Image source: Common Dreams
By Giorgina McKay| @ggmckay11
A gunman opened fire on unsuspecting journalists at the Capital Gazette in Maryland, in the US, on June 28 in a targeted attack.
Suspect Jarrod Ramos allegedly had an outstanding feud with the newspaper over a 2011 report on a criminal harassment case, in which he was involved.
Mr Ramos unsuccessfully sued the outlet for defamation in 2012.
This latest tragedy comes in light of President Donald Trump’s constant anti-media rhetoric.
Trump has opposed the news media since first campaigning for presidency in 2016.

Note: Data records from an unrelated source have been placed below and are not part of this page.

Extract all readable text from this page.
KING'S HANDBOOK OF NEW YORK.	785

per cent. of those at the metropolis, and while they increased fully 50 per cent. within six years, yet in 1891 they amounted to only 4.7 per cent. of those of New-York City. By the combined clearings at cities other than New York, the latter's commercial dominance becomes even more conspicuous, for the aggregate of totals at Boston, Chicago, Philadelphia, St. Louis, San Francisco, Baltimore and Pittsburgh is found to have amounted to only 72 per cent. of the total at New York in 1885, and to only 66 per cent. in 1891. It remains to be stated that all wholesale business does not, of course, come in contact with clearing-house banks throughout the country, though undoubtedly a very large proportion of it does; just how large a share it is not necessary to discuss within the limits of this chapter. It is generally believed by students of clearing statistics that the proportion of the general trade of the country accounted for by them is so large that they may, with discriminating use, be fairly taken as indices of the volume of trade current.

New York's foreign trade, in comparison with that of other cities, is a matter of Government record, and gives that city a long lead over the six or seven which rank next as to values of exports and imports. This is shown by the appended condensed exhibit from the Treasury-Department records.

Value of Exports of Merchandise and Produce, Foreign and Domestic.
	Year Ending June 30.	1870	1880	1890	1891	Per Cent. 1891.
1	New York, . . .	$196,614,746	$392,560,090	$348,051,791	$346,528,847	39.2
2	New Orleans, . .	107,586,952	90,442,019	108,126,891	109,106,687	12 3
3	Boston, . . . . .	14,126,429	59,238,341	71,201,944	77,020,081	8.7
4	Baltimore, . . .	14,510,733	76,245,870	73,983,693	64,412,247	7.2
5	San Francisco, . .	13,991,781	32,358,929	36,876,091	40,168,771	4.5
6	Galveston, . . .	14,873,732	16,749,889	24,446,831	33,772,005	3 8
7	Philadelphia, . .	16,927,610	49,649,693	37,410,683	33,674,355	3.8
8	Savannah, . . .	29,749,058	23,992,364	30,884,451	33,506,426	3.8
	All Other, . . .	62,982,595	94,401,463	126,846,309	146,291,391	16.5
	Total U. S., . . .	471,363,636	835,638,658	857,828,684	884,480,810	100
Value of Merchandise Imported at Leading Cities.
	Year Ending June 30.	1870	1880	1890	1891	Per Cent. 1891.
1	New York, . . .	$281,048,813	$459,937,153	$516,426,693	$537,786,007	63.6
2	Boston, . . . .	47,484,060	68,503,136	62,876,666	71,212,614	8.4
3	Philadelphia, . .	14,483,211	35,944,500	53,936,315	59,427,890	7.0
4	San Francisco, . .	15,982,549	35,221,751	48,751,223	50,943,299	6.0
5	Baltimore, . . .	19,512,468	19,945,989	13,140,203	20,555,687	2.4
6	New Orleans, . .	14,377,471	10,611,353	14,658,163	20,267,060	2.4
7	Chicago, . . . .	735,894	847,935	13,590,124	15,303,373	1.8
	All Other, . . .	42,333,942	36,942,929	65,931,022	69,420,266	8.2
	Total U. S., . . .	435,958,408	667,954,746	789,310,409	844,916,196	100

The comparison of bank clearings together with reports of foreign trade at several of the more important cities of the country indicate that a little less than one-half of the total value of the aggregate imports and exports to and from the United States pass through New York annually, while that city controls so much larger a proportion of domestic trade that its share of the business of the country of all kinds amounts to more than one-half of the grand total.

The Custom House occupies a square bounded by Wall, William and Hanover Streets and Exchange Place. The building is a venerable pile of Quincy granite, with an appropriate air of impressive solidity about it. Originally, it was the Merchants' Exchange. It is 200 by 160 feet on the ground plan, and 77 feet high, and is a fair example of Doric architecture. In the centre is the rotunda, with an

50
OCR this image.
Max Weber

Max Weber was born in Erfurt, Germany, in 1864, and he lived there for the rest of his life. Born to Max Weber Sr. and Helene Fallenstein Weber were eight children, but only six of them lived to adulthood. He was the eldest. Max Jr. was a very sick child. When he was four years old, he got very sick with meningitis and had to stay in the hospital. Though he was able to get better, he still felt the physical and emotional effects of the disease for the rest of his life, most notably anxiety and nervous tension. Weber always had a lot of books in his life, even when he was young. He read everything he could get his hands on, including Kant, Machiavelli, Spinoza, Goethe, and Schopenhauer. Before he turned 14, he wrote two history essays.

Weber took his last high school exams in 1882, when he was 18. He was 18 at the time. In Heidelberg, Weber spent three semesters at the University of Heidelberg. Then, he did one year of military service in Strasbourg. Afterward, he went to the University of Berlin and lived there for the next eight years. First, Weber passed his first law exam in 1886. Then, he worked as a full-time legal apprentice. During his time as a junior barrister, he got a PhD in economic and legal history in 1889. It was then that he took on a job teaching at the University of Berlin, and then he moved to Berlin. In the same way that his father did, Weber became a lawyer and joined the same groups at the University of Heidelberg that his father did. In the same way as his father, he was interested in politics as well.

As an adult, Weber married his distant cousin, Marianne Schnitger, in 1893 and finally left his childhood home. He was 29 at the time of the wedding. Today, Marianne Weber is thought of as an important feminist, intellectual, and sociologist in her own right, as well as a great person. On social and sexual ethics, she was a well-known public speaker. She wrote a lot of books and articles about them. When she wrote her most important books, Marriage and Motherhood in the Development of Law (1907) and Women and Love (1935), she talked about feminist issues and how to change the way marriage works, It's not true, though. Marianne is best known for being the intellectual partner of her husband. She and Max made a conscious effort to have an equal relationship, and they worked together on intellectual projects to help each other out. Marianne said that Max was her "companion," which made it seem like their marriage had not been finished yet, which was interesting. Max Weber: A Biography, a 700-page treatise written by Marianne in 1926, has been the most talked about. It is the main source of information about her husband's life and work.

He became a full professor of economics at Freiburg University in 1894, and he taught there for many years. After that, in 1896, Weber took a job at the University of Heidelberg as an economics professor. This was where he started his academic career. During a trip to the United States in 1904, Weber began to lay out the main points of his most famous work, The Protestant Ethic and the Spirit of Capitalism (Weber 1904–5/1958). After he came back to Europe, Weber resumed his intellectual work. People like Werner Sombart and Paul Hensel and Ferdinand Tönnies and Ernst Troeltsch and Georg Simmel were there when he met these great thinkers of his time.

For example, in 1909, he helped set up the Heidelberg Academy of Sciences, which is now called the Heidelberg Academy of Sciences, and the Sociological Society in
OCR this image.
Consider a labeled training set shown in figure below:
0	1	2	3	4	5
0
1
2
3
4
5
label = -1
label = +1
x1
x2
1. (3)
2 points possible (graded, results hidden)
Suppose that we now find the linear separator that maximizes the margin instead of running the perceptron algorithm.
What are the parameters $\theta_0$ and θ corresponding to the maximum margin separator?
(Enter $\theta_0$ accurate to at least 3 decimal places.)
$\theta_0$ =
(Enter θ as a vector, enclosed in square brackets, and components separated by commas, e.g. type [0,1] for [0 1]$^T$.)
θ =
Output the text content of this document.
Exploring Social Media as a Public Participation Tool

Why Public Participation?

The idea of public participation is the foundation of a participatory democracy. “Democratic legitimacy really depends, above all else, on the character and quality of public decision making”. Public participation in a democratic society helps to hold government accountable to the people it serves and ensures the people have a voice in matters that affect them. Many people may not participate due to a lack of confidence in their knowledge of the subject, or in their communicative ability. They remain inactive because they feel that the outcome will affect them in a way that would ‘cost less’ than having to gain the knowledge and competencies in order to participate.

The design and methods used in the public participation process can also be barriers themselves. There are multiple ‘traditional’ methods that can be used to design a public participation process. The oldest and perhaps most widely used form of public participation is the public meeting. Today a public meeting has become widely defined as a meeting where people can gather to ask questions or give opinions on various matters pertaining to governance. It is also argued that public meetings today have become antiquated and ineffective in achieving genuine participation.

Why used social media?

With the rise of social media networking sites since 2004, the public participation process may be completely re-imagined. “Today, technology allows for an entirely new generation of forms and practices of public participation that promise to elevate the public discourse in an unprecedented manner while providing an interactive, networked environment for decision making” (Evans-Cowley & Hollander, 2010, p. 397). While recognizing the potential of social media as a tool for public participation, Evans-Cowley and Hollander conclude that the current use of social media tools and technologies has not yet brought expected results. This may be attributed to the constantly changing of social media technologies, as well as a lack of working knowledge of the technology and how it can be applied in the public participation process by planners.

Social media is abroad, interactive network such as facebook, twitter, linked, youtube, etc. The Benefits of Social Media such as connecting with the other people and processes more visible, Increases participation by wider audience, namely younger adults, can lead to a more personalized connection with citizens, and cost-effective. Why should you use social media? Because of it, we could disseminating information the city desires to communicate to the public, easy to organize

Most well-known for coining the term “fake news”—a phrase he deems “one of the greatest of all terms I’ve come up with”—Trump’s continuous antagonism towards journalists and media outlets such as The Times, CNN and NBC, has painted a negative image of the media in the eyes of Americans.
UniSA journalism student Chris Dastoor said, “His base is pretty firm in supporting him. As soon as he comes up with any defense, no matter how erroneous or however incorrect it is, his base will just trust him on it.”
“So if he attacks the media for a ‘false report’ that’s actually correct, they’ll just believe him,” he said.
Trump has previously admitted to falsely vilifying journalists in the past.
In an interview with Judy Woodruff, 60 Minutes correspondent Lesley Stahl said Trump admitted to purposefully discrediting journalists.
“I said, you know that [anti-media rhetoric] is getting tired. Why are you doing this—you’re doing it over and over, and it’s boring,” Ms Stahl said.
“He said, ‘you know why I do it? I do it to discredit you all and demean you all, so when you write negative stories about me, no one will believe you’”.
These words are all too true as a recent survey found that 42 per cent of Republicans believed that stories that were accurate but had a negative stance qualified as “fake news”.
“I think a lot of people just empathise because it’s the sort of thing where you’re in that situation where you’re trying to tell the truth and somebody who’s in a powerful position is just bullying you, and saying you’re wrong when you’re providing facts,” Mr Dastoor said.
“I think everyone has been in that position in their lives either in school, the workplace, or in social settings, and now it’s happening for journalists on the big stage.
“…a frustrating thing when they’re trying to hold public officials to account the same way they always do, and Trump’s just blowing them.”
While this is not the first case of a targeted attack against the media, Mr Dastoor believes this won’t be the last.
“I think there’s just a bit more political motive now that I don’t think it really matters whether you are a journalist. Anything that’s vaguely political is now going to be used as a battleground,” he said.
Mr Dastoor also believes Trump must take some responsibility for the Maryland shooting.
“He attacks the media so much and in a way that is promoting violence, and the problem is that a lot of people just buy into that, and buy into the ‘us versus them’ mentality,” he said.
“Obviously the shooter does take responsibility for it as well… but at the same time, [with] Trump endorsing this sort of rhetoric, it’s going to encourage people to feel that they’re justified in doing it [these actions].
“It’s that obsessive passion that got him out into the polls, but now that he’s president and now that things aren’t always going the way he wants, he still needs to find another way to fire them up, and it’s having these sort of consequences, and it’s what’s going to keep happening.”
Trump was briefed on the incident, but refused to publically comment.
However, he did tweet his “thoughts and prayers” to the victims and their families.